2005 CPI Rising at its Fastest Pace in Fifteen Years
With today's release of a .1% decline in May consumer prices, many pundits continue to assert that the inflation threat has ended. However, a closer look at the data reveals that the threat has only just begun. Despite May's benign figures, which were driven mainly by falling energy prices, so far 2005 is on pace to achieve the largest CPI increase in fifteen years. Yes, that is not a typo. Not since 1990 has the CPI risen by more than 3.65%, which is the annualized pace set during the first five months of 2005.
In fact, given that oil prices have already increased by over 18% in the last four weeks, and that a reversal in the dollar's recent strength is likely to push commodity prices higher for the remainder of the year, I except CPI gains in the second half of 2005 to push the year's total increase to over 4.6%, its second largest gain in twenty-four years.

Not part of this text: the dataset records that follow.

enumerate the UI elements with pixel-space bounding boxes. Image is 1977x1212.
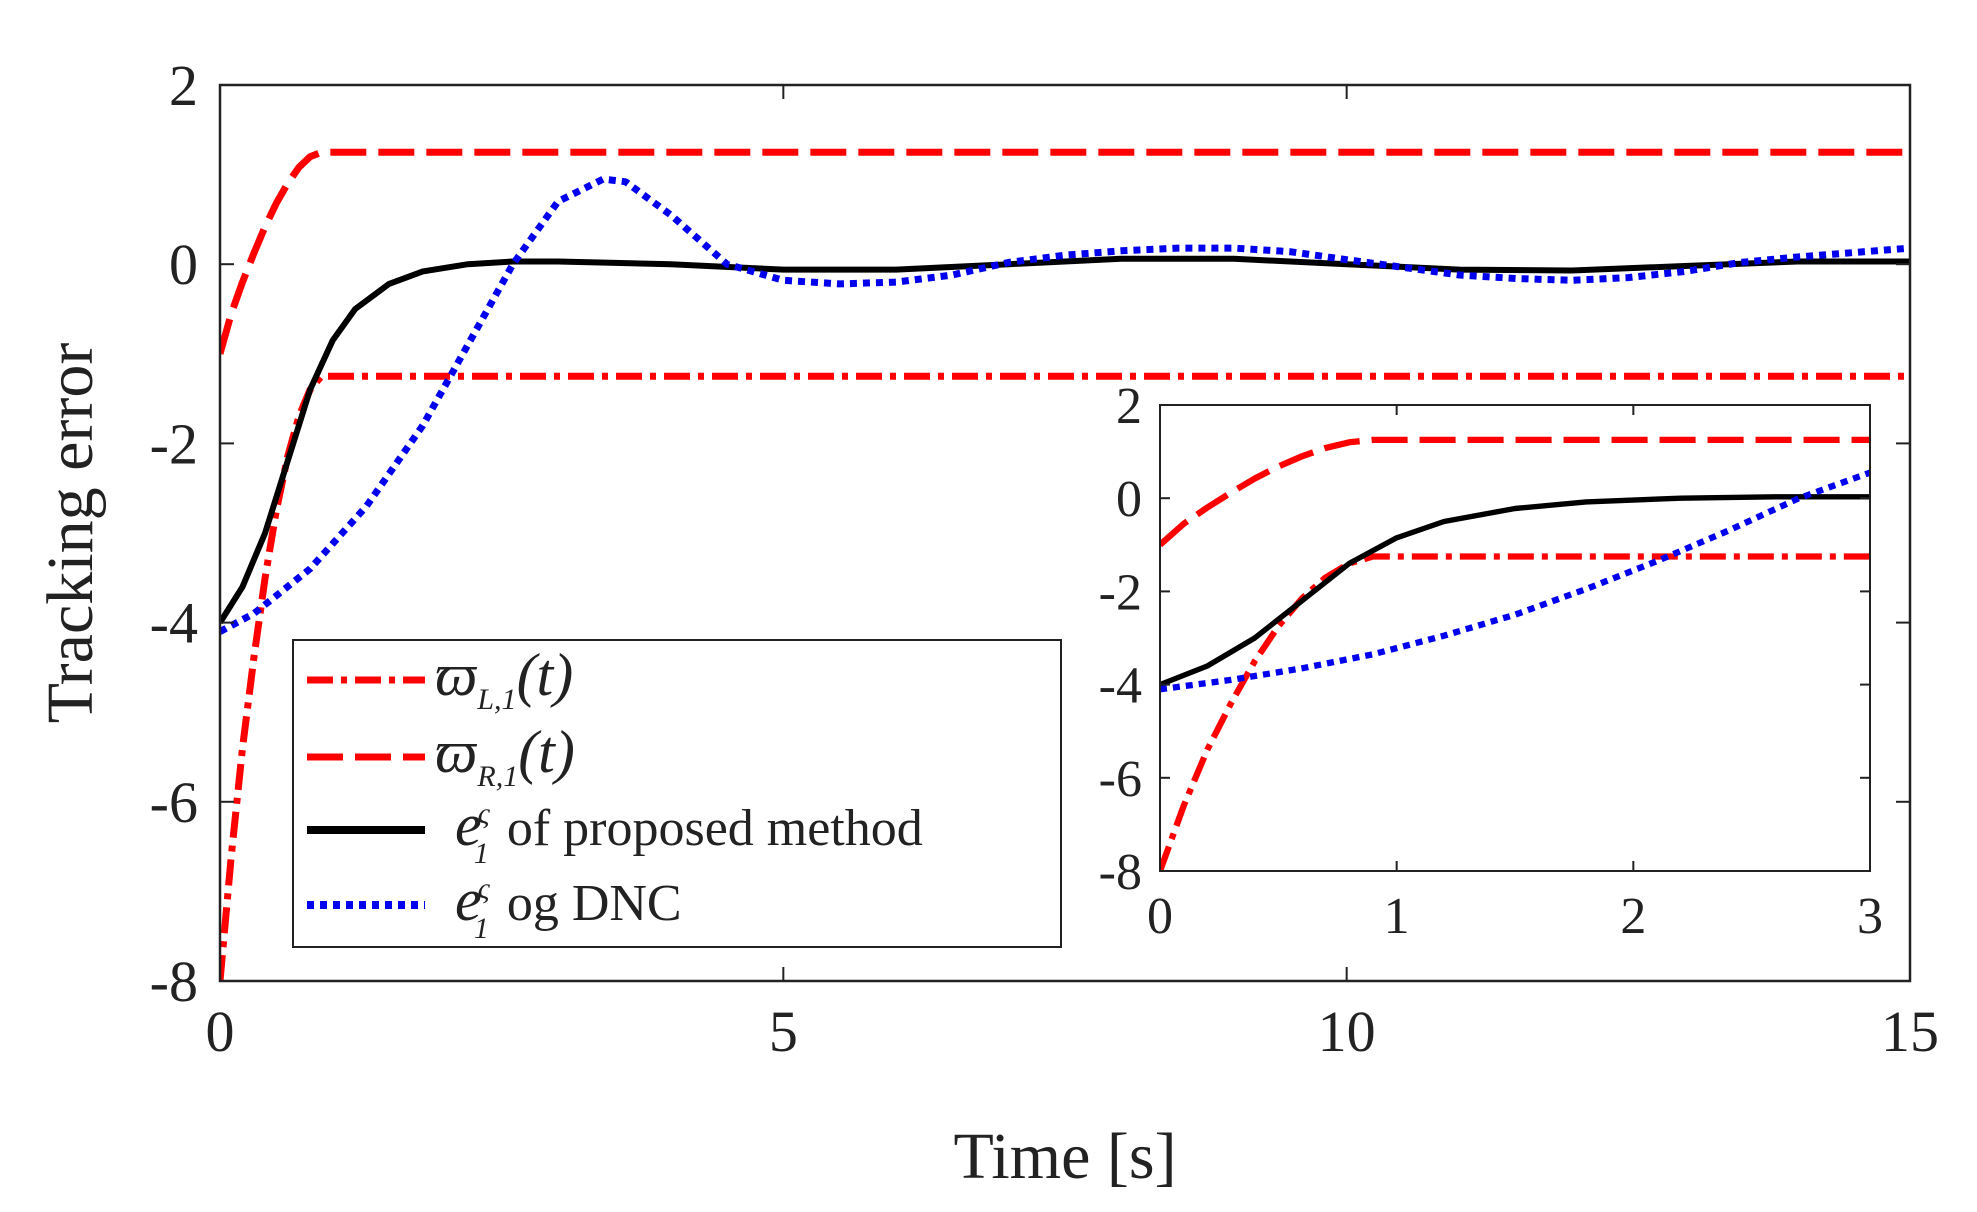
legend-item-lower-bound: ϖL,1(t) [307, 642, 573, 716]
x-axis-label: Time [s] [953, 1120, 1176, 1193]
legend-item-proposed: eς 1 of proposed method [307, 792, 923, 870]
inset-y-tick-label: -6 [1099, 751, 1142, 808]
main-x-tick-label: 5 [769, 999, 798, 1064]
y-axis-label: Tracking error [34, 343, 107, 724]
inset-series-3-line [1160, 494, 1870, 688]
main-y-tick-label: -6 [150, 770, 198, 835]
legend-text-dnc: og DNC [507, 875, 682, 932]
main-tick-group: 0 5 10 15-8-6-4-202 [150, 53, 1939, 1064]
inset-y-tick-label: -4 [1099, 658, 1142, 715]
legend-subscript-dnc: 1 [474, 912, 489, 945]
inset-y-tick-label: -2 [1099, 564, 1142, 621]
legend-label-lower-bound: ϖL,1(t) [435, 642, 573, 716]
legend-symbol-dnc: e [455, 867, 482, 933]
main-y-tick-label: -4 [150, 591, 198, 656]
legend-symbol-lower-bound: ϖ [435, 642, 478, 708]
inset-x-tick-label: 1 [1384, 888, 1410, 945]
legend-superscript-proposed: ς [478, 797, 491, 830]
inset-series-4-line [1160, 469, 1870, 693]
inset-y-tick-label: 2 [1116, 378, 1142, 435]
main-y-tick-label: -8 [150, 949, 198, 1014]
inset-series-2-line [1160, 436, 1870, 548]
inset-x-tick-label: 0 [1147, 888, 1173, 945]
legend-symbol-proposed: e [455, 792, 482, 858]
inset-x-tick-label: 2 [1620, 888, 1646, 945]
main-series-2-line [220, 148, 1910, 355]
legend-superscript-dnc: ς [478, 872, 491, 905]
inset-background [1160, 405, 1870, 871]
inset-plot: 0 1 2 3 -8 -6 -4 -2 0 2 [1099, 378, 1883, 945]
legend-item-dnc: eς 1 og DNC [307, 867, 682, 945]
inset-tick-group: 0 1 2 3 -8 -6 -4 -2 0 2 [1099, 378, 1883, 945]
main-y-tick-label: 2 [169, 53, 198, 118]
inset-y-tick-label: 0 [1116, 471, 1142, 528]
main-series-group [220, 148, 1910, 981]
legend-suffix-upper-bound: (t) [518, 719, 575, 785]
inset-series-group [1160, 436, 1870, 871]
main-plot-frame [218, 83, 1912, 983]
inset-y-tick-label: -8 [1099, 844, 1142, 901]
main-series-3-line [220, 255, 1910, 625]
legend-label-proposed: eς 1 of proposed method [455, 792, 923, 870]
main-x-tick-label: 10 [1318, 999, 1376, 1064]
legend-subscript-proposed: 1 [474, 837, 489, 870]
legend-label-dnc: eς 1 og DNC [455, 867, 682, 945]
inset-plot-frame [1159, 404, 1871, 872]
legend-suffix-lower-bound: (t) [517, 642, 574, 708]
main-y-tick-label: -2 [150, 411, 198, 476]
legend-text-proposed: of proposed method [507, 800, 923, 857]
legend-label-upper-bound: ϖR,1(t) [435, 719, 575, 793]
legend: ϖL,1(t) ϖR,1(t) eς 1 of proposed method eς… [292, 639, 1062, 948]
main-plot: 0 5 10 15-8-6-4-202 Time [s] Tracking error [34, 53, 1939, 1193]
inset-x-tick-label: 3 [1857, 888, 1883, 945]
main-x-tick-label: 15 [1881, 999, 1939, 1064]
legend-box [292, 639, 1062, 948]
legend-item-upper-bound: ϖR,1(t) [307, 719, 575, 793]
main-y-tick-label: 0 [169, 232, 198, 297]
legend-subscript-upper-bound: R,1 [476, 760, 518, 793]
legend-subscript-lower-bound: L,1 [476, 683, 516, 716]
main-x-tick-label: 0 [206, 999, 235, 1064]
legend-symbol-upper-bound: ϖ [435, 719, 478, 785]
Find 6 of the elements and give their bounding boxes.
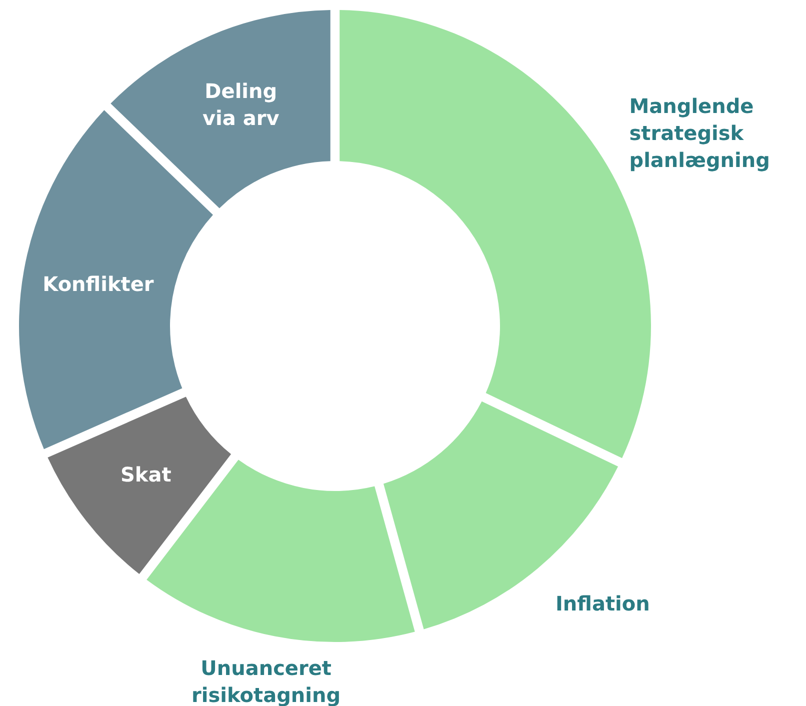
slice-label: Skat [120,462,172,487]
slice-label: Manglende strategisk planlægning [629,94,770,172]
slice-label: Inflation [555,591,650,616]
slice-label: Unuanceret risikotagning [192,656,341,706]
slice-label: Konflikter [42,272,154,296]
slice-label: Deling via arv [202,79,280,130]
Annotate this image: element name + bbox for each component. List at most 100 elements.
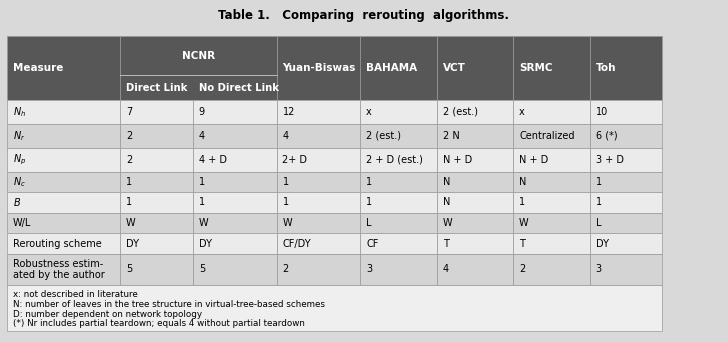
Bar [120, 172, 193, 192]
Text: (*) Nr includes partial teardown; equals 4 without partial teardown: (*) Nr includes partial teardown; equals… [13, 319, 305, 328]
Bar [277, 192, 360, 213]
Text: DY: DY [126, 238, 139, 249]
Bar [277, 100, 360, 124]
Bar [590, 124, 662, 148]
Text: T: T [443, 238, 448, 249]
Bar [360, 36, 437, 100]
Text: NCNR: NCNR [182, 51, 215, 61]
Bar [513, 233, 590, 254]
Text: SRMC: SRMC [519, 63, 553, 73]
Text: 1: 1 [199, 177, 205, 187]
Text: BAHAMA: BAHAMA [366, 63, 417, 73]
Bar [120, 254, 193, 285]
Text: 1: 1 [199, 197, 205, 208]
Bar [360, 254, 437, 285]
Bar [193, 213, 277, 233]
Text: L: L [596, 218, 601, 228]
Bar [7, 233, 120, 254]
Bar [590, 233, 662, 254]
Bar [277, 148, 360, 172]
Bar [7, 192, 120, 213]
Text: x: not described in literature: x: not described in literature [13, 290, 138, 299]
Text: $N_c$: $N_c$ [13, 175, 26, 189]
Bar [7, 285, 662, 331]
Text: 3 + D: 3 + D [596, 155, 623, 165]
Bar [360, 148, 437, 172]
Text: Direct Link: Direct Link [126, 82, 187, 93]
Text: W: W [199, 218, 208, 228]
Bar [437, 36, 513, 100]
Text: 4: 4 [282, 131, 288, 141]
Bar [513, 124, 590, 148]
Bar [437, 100, 513, 124]
Text: 1: 1 [596, 177, 601, 187]
Bar [360, 233, 437, 254]
Text: $B$: $B$ [13, 196, 21, 209]
Text: W: W [519, 218, 529, 228]
Text: Rerouting scheme: Rerouting scheme [13, 238, 102, 249]
Bar [277, 124, 360, 148]
Bar [360, 192, 437, 213]
Text: Measure: Measure [13, 63, 63, 73]
Text: VCT: VCT [443, 63, 465, 73]
Text: Table 1.   Comparing  rerouting  algorithms.: Table 1. Comparing rerouting algorithms. [218, 9, 510, 22]
Bar [437, 192, 513, 213]
Text: N: N [443, 197, 450, 208]
Text: Centralized: Centralized [519, 131, 574, 141]
Text: 2+ D: 2+ D [282, 155, 307, 165]
Text: $N_h$: $N_h$ [13, 105, 26, 119]
Text: W: W [126, 218, 135, 228]
Bar [513, 36, 590, 100]
Bar [193, 172, 277, 192]
Bar [7, 172, 120, 192]
Text: CF/DY: CF/DY [282, 238, 311, 249]
Text: No Direct Link: No Direct Link [199, 82, 279, 93]
Text: x: x [366, 107, 372, 117]
Bar [7, 213, 120, 233]
Bar [437, 124, 513, 148]
Text: 2 (est.): 2 (est.) [443, 107, 478, 117]
Text: W: W [443, 218, 452, 228]
Bar [590, 100, 662, 124]
Bar [437, 172, 513, 192]
Text: W/L: W/L [13, 218, 31, 228]
Bar [120, 100, 193, 124]
Text: Toh: Toh [596, 63, 616, 73]
Text: DY: DY [199, 238, 212, 249]
Text: 1: 1 [126, 197, 132, 208]
Bar [437, 148, 513, 172]
Bar [277, 213, 360, 233]
Text: 1: 1 [366, 177, 372, 187]
Text: D: number dependent on network topology: D: number dependent on network topology [13, 310, 202, 318]
Text: 1: 1 [282, 197, 288, 208]
Bar [360, 213, 437, 233]
Text: 3: 3 [596, 264, 601, 275]
Bar [513, 254, 590, 285]
Text: 2 (est.): 2 (est.) [366, 131, 401, 141]
Text: CF: CF [366, 238, 379, 249]
Bar [277, 172, 360, 192]
Bar [193, 148, 277, 172]
Bar [193, 124, 277, 148]
Text: 1: 1 [596, 197, 601, 208]
Bar [120, 192, 193, 213]
Text: N: number of leaves in the tree structure in virtual-tree-based schemes: N: number of leaves in the tree structur… [13, 300, 325, 309]
Bar [590, 36, 662, 100]
Text: 7: 7 [126, 107, 132, 117]
Text: 12: 12 [282, 107, 295, 117]
Bar [120, 213, 193, 233]
Bar [193, 100, 277, 124]
Bar [590, 148, 662, 172]
Bar [7, 100, 120, 124]
Text: 1: 1 [126, 177, 132, 187]
Bar [513, 100, 590, 124]
Bar [590, 213, 662, 233]
Bar [513, 148, 590, 172]
Text: Yuan-Biswas: Yuan-Biswas [282, 63, 356, 73]
Text: 3: 3 [366, 264, 372, 275]
Text: N: N [443, 177, 450, 187]
Bar [360, 100, 437, 124]
Bar [360, 124, 437, 148]
Text: W: W [282, 218, 292, 228]
Text: $N_r$: $N_r$ [13, 129, 25, 143]
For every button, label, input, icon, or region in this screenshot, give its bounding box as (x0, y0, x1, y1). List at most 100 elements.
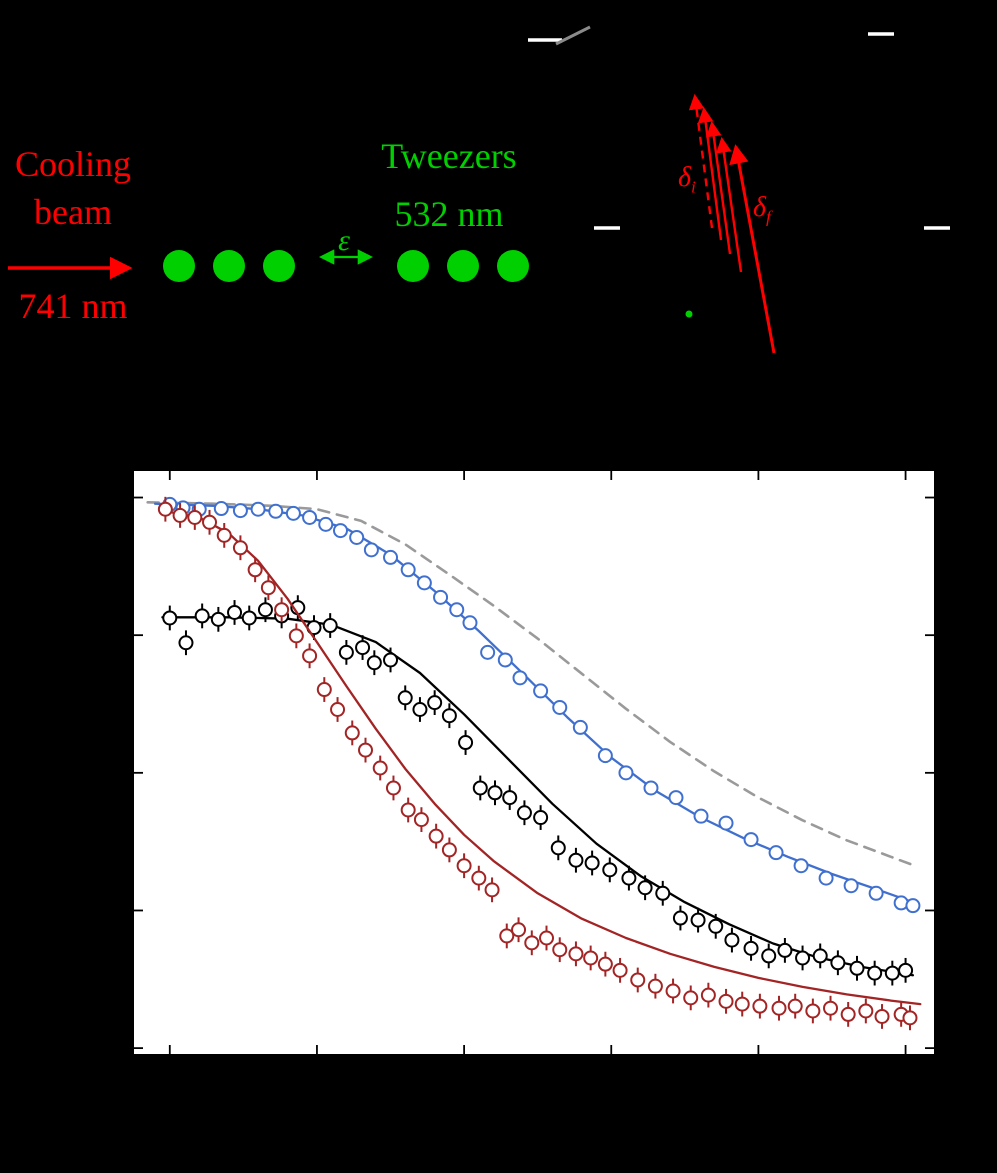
black-circles-point (761, 948, 777, 964)
darkred-circles-point (734, 996, 750, 1012)
darkred-circles-point (428, 828, 444, 844)
atom-circle (163, 250, 195, 282)
cooling-wavelength-label: 741 nm (18, 286, 128, 326)
blue-circles-point (668, 790, 684, 806)
darkred-circles-point (858, 1003, 874, 1019)
black-circles-point (690, 912, 706, 928)
darkred-circles-point (840, 1006, 856, 1022)
blue-circles-point (332, 523, 348, 539)
blue-circles-point (905, 898, 921, 914)
blue-circles-point (643, 780, 659, 796)
black-circles-point (441, 708, 457, 724)
tweezers-label: Tweezers (381, 136, 517, 176)
blue-circles-point (232, 503, 248, 519)
blue-circles-point (349, 529, 365, 545)
black-circles-point (830, 955, 846, 971)
black-circles-point (724, 932, 740, 948)
blue-circles-point (302, 509, 318, 525)
black-circles-point (884, 965, 900, 981)
darkred-circles-point (612, 962, 628, 978)
blue-circles-point (768, 845, 784, 861)
black-circles-point (194, 608, 210, 624)
darkred-circles-point (247, 562, 263, 578)
blue-circles-point (718, 815, 734, 831)
blue-circles-point (533, 683, 549, 699)
blue-circles-point (213, 501, 229, 517)
blue-circles-point (285, 505, 301, 521)
virtual-level-line (555, 25, 591, 46)
darkred-circles-point (157, 501, 173, 517)
black-circles-point (568, 852, 584, 868)
black-circles-point (355, 640, 371, 656)
darkred-circles-point (630, 972, 646, 988)
black-circles-point (795, 950, 811, 966)
blue-circles-point (868, 885, 884, 901)
darkred-circles-point (344, 725, 360, 741)
darkred-circles-point (413, 812, 429, 828)
blue-circles-point (462, 615, 478, 631)
darkred-circles-point (260, 580, 276, 596)
black-circles-point (672, 910, 688, 926)
blue-circles-point (383, 549, 399, 565)
darkred-circles-point (771, 1000, 787, 1016)
black-circles-point (502, 790, 518, 806)
darkred-circles-point (187, 509, 203, 525)
darkred-circles-point (787, 998, 803, 1014)
blue-circles-point (743, 832, 759, 848)
black-circles-point (708, 918, 724, 934)
black-circles-point (178, 635, 194, 651)
raman-arrow (705, 120, 732, 255)
black-circles-point (241, 610, 257, 626)
blue-circles-point (818, 870, 834, 886)
raman-arrow (716, 136, 743, 273)
black-circles-point (322, 618, 338, 634)
black-circles-point (550, 840, 566, 856)
black-circles-point (621, 870, 637, 886)
blue-circles-point (268, 503, 284, 519)
darkred-circles-point (441, 842, 457, 858)
darkred-circles-point (568, 946, 584, 962)
black-circles-point (412, 702, 428, 718)
atom-circle (447, 250, 479, 282)
black-circles-point (602, 862, 618, 878)
darkred-circles-point (597, 956, 613, 972)
darkred-circles-point (874, 1008, 890, 1024)
delta-f-sub: f (766, 207, 771, 227)
black-circles-point (458, 735, 474, 751)
blue-circles-point (572, 719, 588, 735)
darkred-circles-point (471, 870, 487, 886)
panel-b-plot (132, 469, 936, 1056)
blue-circles-point (416, 575, 432, 591)
darkred-circles-point (700, 987, 716, 1003)
blue-circles-point (597, 748, 613, 764)
black-circles-point (338, 644, 354, 660)
darkred-circles-point (902, 1010, 918, 1026)
darkred-circles-point (358, 742, 374, 758)
blue-circles-point (793, 858, 809, 874)
blue-circles-point (250, 501, 266, 517)
darkred-circles-point (752, 998, 768, 1014)
black-circles-point (655, 885, 671, 901)
panel-a-diagram (8, 25, 950, 354)
black-circles-point (637, 880, 653, 896)
raman-arrow-dashed (688, 93, 714, 229)
darkred-circles-point (288, 628, 304, 644)
darkred-circles-point (456, 858, 472, 874)
darkred-circles-point (172, 507, 188, 523)
blue-circles-point (400, 562, 416, 578)
cooling-beam-label-line2: beam (34, 192, 112, 232)
black-circles-point (383, 652, 399, 668)
black-circles-point (397, 690, 413, 706)
darkred-circles-point (385, 780, 401, 796)
darkred-circles-point (718, 993, 734, 1009)
black-circles-point (427, 695, 443, 711)
atom-dot (685, 310, 693, 318)
darkred-circles-point (274, 602, 290, 618)
delta-i-base: δ (678, 162, 692, 193)
darkred-circles-point (484, 882, 500, 898)
blue-circles-point (843, 878, 859, 894)
blue-circles-point (449, 602, 465, 618)
darkred-circles-point (232, 540, 248, 556)
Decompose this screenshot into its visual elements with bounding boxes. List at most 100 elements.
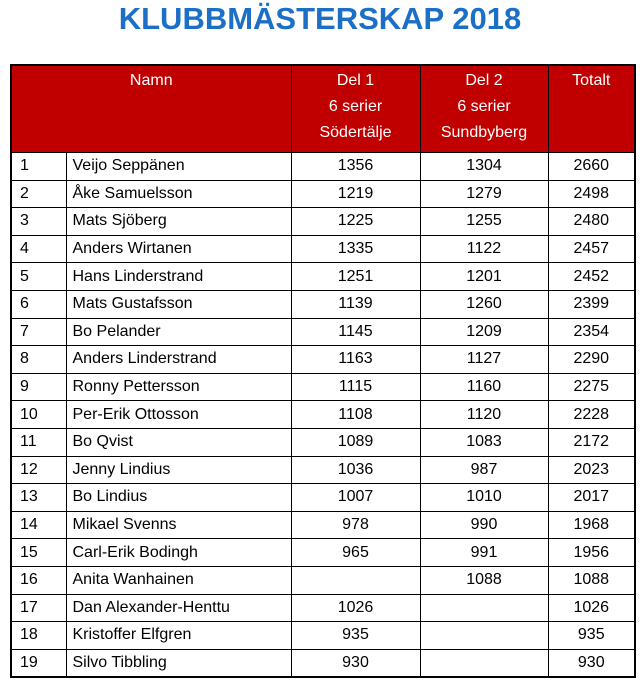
del1-cell: 1335	[290, 234, 421, 264]
name-cell: Anders Wirtanen	[65, 234, 292, 264]
rank-cell: 15	[10, 538, 67, 567]
del2-cell: 1010	[419, 483, 549, 512]
name-cell: Mats Gustafsson	[65, 289, 292, 319]
header-line: 6 serier	[328, 98, 383, 115]
rank-cell: 1	[10, 152, 67, 181]
table-row: 15 Carl-Erik Bodingh 965 991 1956	[10, 538, 636, 567]
del2-cell: 1088	[419, 565, 549, 595]
total-cell: 2480	[547, 207, 636, 236]
del2-cell: 1083	[419, 427, 549, 457]
del2-cell: 1122	[419, 234, 549, 264]
table-row: 14 Mikael Svenns 978 990 1968	[10, 510, 636, 540]
table-row: 17 Dan Alexander-Henttu 1026 1026	[10, 593, 636, 623]
table-row: 16 Anita Wanhainen 1088 1088	[10, 565, 636, 595]
header-cell: Totalt	[547, 64, 636, 153]
del1-cell: 1139	[290, 289, 421, 319]
name-cell: Anita Wanhainen	[65, 565, 292, 595]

Even more shocking, if one adjusts for the facts that in the late 1980s the government took housing prices out of the CPI, and that in the late 1990s it began hedonically adjusting the price components which comprise much of the index, inflation this year would probably be much closer to 10%, were it still calculated using the same methodology as the one used back in 1981.
However, even though this year is shaping up to register the highest inflation rate in 15 years, the strident claims of victory over inflation have never been so prevalent. In fact, today CNBC flashed a graphic showing the benign "core CPI" going back to the 1970's, while neglecting to show a graphic of the far less benign actual CPI over the same time period. During the last fifteen years, when inflation was far less of a problem that it is in the current year, such victory claims were far less numerous, if not completely non-existent.
Why then, during a period of relatively rapid inflation, is the outcry so muted? Why is the government so quick to claim victory over an adversary that is so clearly winning the fight? I believe there are two primary reasons for this apparent paradox. First, in the 1970s and 1980s, when America was a nation of savers, most people easily perceived how inflation robbed them of their purchasing power. Today, American debtors sees inflation as their salvation, as rising home prices and equity extractions increase their purchasing power. Second, as the Fed deliberately peruses a policy of inflation as a means of repudiating government debts, as well as bailing out other borrowers, including hedge funds and homeowners, it can only do so to the extend that it conceals it true intentions from America's creditors. If the world's savers only knew the truth, interest rates would soar, bursting the bubble economy the Fed is trying so desperately to keep inflated.